La fédération espagnole s'est plainte publiquement de la diffusion de ce révélateur non officiel, accusant Mediapro d'avoir "franchi une ligne rouge intolérable". Mediapro ne s'est pas laissé faire, arguant que la réalisation n'aurait reçu les images du VAR que 40 minutes après le but. Le diffuseur a ensuite organisé une conférence de presse pour diffuser les images filmées dans la salle du VAR à la mi-temps, où l'on voit de nombreuses personnes pénétrer dans la pièce et l'arbitre-vidéo prendre en photo la position de Maxi Gomez. 

Une brouille qui dure 

Le ping-pong a continué et la fédé a répondu: "Le protocole précise clairement que tout personnel autorisé ainsi que les opérateurs de l'arbitrage-vidéo peuvent se rendre dans la salle à la pause." Elle précise également que "le protocole prévoit l'usage d'un téléphone mobile en secours pour contacter l'arbitre principal." Face à "la confusion créée à San Mames par la diffusion", l'arbitre vidéo aurait alors envoyé par téléphone l'image du hors-jeu, qui n'avait pas encore été diffusée par Mediapro à l'antenne, à l'arbitre principal. 

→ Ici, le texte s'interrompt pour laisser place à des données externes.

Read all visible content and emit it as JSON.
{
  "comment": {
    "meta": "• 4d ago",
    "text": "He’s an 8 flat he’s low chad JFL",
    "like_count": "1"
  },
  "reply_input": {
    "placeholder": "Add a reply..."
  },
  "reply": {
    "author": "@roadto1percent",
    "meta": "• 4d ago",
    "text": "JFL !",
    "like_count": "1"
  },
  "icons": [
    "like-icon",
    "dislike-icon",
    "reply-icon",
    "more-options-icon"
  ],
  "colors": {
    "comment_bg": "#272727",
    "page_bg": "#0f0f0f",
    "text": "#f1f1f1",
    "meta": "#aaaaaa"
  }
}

L'escalade pourrait sembler irréelle pour une simple question de révélateur mal utilisé. Mais elle n'est qu'une bataille de plus entre la Fédération espagnole et Mediapro. Depuis l'arrivée de Luis Rubiales à la présidence de la fédération en mai 2018, le relations sont tendes avec la ligue professionnelle (LaLiga) et son diffuseur. Le conflit s'est notamment porté sur la diffusion de la Coupe du Roi, dont la fédé a exclu Mediapro. Et il semble loin d'être terminé.